Jean Rolin observe le
monde sous plusieurs angles simultanément. Il est un géographe transversal,
comme dans Un chien mort après lui,
ou il pratique l’épuisement d’un lieu, presque à la Georges Perec – Los Angeles
dans Le ravissement de Britney Spears.
L’espace et le temps se confondent en un voyage (L’explosion de la durite) ou dans la préparation du voyage (Terminal frigo). Il construit, entre
récit et roman, une œuvre caractérisée aussi par l’extrême précision de son
écriture.
Ormuz est un de ses meilleurs livres. Le nom du détroit, par lequel transitent « environ 30 % de la production
mondiale d’hydrocarbures, ou plus précisément de la part de celle-ci qui est
acheminée par la voie maritime », fournit la donnée géographique. Et
même, dans ce cas, géostratégique, comme le prouvent les manœuvres
d’intimidation presque incessantes auxquelles assisteront les deux personnages
principaux, à travers un jeu de « guerre
navale asymétrique » entre, pour le dire vite, l’Iran et les
Etats-Unis. Le prétexte romanesque est fourni par Wax, qui n’est plus de
première jeunesse mais qui s’est mis en tête de traverser le détroit à la nage.
Pas sûr qu’il en soit capable physiquement, moins sûr encore qu’il soit
possible de lever les multiples obstacles diplomatiques qui s’opposent à son
projet. Inutile d’ailleurs d’installer l’artifice d’un suspens qui n’existe
pas, annulé dès les premiers mots : « Après
sa disparition, je me suis introduit dans la chambre de Wax à l’hôtel Atilar
afin d’y inventorier ses affaires. » C’est dit, l’affaire est mal
barrée…
Plutôt que Wax, voué à la disparition, bien que
le doute revienne à la fin, c’est le narrateur qui retient toute l’attention.

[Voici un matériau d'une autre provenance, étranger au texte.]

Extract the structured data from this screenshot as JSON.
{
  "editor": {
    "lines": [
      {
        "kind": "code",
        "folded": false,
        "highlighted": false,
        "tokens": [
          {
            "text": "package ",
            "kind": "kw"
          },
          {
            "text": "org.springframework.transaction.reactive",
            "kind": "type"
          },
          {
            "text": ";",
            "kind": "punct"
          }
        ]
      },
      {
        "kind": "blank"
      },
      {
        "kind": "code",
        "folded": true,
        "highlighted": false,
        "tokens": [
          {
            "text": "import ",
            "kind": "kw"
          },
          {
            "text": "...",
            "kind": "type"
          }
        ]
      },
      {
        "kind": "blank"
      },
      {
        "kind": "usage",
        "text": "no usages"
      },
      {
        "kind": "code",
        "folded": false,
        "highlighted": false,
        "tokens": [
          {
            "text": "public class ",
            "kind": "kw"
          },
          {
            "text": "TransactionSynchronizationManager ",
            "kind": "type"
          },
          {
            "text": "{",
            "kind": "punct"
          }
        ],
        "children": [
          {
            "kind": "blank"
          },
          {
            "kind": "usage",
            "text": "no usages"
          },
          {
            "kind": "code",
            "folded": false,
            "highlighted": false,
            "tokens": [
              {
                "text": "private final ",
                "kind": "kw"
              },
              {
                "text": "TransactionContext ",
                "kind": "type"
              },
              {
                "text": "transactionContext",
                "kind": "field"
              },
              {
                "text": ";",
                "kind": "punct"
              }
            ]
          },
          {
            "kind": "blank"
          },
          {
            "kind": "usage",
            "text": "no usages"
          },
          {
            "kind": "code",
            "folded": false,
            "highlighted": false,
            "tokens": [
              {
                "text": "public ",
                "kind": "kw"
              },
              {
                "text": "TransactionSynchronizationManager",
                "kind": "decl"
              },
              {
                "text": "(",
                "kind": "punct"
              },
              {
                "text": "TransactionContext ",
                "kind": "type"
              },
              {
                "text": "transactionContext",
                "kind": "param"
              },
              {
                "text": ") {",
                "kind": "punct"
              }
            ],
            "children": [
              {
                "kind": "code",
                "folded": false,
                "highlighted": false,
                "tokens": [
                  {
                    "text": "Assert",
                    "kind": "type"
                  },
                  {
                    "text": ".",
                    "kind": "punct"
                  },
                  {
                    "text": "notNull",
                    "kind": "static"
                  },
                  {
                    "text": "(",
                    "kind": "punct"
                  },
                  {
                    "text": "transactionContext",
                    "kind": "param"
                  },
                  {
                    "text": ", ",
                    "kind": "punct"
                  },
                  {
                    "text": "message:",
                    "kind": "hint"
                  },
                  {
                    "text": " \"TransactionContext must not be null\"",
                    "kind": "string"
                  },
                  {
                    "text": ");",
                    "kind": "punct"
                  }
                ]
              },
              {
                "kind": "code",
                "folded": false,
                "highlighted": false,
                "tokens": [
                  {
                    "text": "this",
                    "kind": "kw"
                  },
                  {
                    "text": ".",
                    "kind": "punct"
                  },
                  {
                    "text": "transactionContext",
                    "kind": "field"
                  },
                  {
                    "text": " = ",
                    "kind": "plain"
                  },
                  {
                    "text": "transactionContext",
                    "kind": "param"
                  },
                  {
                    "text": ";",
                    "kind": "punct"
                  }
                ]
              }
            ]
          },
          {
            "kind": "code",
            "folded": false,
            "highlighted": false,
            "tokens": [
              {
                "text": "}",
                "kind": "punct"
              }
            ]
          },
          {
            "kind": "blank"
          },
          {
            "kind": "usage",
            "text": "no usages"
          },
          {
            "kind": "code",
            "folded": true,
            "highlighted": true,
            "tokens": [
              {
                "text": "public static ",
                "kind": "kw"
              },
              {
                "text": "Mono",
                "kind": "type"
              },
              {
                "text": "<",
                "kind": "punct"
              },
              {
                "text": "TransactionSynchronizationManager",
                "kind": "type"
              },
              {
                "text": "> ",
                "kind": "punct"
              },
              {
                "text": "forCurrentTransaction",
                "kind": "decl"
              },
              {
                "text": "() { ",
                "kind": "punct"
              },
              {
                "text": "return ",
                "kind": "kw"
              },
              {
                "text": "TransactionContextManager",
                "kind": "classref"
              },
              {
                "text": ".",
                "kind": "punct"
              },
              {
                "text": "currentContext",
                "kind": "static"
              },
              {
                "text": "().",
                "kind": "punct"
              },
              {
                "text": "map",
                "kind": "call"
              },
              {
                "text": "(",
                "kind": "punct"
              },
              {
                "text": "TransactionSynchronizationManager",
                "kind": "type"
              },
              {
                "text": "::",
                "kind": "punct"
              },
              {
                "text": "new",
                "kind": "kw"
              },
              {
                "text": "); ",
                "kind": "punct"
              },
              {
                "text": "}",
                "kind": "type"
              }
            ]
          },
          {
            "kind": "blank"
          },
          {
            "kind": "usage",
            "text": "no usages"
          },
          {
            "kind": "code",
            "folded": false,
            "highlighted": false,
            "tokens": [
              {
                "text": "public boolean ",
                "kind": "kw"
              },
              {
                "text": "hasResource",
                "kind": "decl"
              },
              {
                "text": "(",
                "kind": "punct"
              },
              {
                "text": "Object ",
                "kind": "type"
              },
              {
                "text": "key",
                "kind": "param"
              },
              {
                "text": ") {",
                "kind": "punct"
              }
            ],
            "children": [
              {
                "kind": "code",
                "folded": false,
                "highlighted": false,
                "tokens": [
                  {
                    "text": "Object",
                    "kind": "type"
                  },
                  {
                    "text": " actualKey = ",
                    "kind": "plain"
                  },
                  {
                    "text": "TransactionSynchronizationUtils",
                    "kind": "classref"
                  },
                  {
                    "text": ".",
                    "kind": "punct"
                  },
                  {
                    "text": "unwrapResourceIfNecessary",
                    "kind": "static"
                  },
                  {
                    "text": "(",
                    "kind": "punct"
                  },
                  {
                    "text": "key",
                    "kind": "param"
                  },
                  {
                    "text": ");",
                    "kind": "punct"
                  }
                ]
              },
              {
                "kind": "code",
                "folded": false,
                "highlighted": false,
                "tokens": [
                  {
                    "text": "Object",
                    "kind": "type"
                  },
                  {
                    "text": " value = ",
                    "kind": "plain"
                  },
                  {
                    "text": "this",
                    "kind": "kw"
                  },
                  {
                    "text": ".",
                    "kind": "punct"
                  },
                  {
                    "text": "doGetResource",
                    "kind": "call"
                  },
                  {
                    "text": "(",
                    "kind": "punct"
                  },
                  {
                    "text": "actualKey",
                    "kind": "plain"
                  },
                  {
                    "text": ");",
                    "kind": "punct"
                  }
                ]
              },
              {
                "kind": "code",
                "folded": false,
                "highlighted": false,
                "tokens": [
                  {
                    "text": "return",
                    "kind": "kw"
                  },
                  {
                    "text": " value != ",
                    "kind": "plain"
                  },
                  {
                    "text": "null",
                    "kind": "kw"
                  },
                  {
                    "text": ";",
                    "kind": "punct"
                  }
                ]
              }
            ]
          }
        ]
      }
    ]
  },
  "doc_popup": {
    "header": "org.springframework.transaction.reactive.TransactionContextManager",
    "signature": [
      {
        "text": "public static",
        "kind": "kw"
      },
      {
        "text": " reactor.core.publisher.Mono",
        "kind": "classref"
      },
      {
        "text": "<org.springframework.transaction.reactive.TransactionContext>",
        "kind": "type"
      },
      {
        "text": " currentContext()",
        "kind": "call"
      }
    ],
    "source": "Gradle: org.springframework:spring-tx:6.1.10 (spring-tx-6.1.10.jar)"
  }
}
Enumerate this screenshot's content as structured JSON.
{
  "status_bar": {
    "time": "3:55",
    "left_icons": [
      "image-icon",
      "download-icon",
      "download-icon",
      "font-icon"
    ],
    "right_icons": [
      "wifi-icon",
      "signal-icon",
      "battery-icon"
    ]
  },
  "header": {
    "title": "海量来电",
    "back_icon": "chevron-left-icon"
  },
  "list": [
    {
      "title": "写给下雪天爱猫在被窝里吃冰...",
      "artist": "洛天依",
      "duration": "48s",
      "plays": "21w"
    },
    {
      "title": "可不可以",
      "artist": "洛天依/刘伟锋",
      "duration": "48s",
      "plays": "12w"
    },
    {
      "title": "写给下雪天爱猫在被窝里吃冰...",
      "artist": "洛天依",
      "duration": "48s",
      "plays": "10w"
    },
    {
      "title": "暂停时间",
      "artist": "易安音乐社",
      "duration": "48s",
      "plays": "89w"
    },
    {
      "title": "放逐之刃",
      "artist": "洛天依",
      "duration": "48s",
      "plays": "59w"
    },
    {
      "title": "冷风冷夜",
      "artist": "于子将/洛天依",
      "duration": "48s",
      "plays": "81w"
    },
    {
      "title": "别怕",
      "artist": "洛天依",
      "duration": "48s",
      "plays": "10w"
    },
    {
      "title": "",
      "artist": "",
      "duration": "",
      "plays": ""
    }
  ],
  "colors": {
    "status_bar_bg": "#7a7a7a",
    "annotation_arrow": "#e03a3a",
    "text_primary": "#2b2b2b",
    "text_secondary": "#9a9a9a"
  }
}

Chargé d’aplanir quelques difficultés insurmontables, et qui le resteront, ce
narrateur est une sorte d’assistant chargé de missions ponctuelles, souvent
abandonné à lui-même et à un esprit d’indécision qui lui va bien. D’autant que ces
temps de latence lui permettent d’exercer sa curiosité, le genre de curiosité
qui ressemble à celle de Jean Rolin : une scrupuleuse attention à certains
détails, élus en vertu d’on ne sait quels critères, et beaucoup de flou autour.
On croirait un regard de myope obligé de s’accrocher à ce qu’il voit pour ne
pas perdre pied dans ce qu’il ne voit pas, ou moins bien. Cette manière
d’accommoder sans cesse, comme le fait un œil, fournit à l’écriture un moteur
d’une redoutable efficacité. Toute en pleins et en déliés, en moments compacts
et en creux, elle appelle le questionnement à travers ses failles construites
en labyrinthe. De ce labyrinthe, Jean Rolin a habitué ses lecteurs à ne jamais
sortir tout à fait. Il restera un peu de chacun de nous dans le détroit
d’Ormuz, où nous croiserons Jean Rolin, à moins que ce soit ses personnages.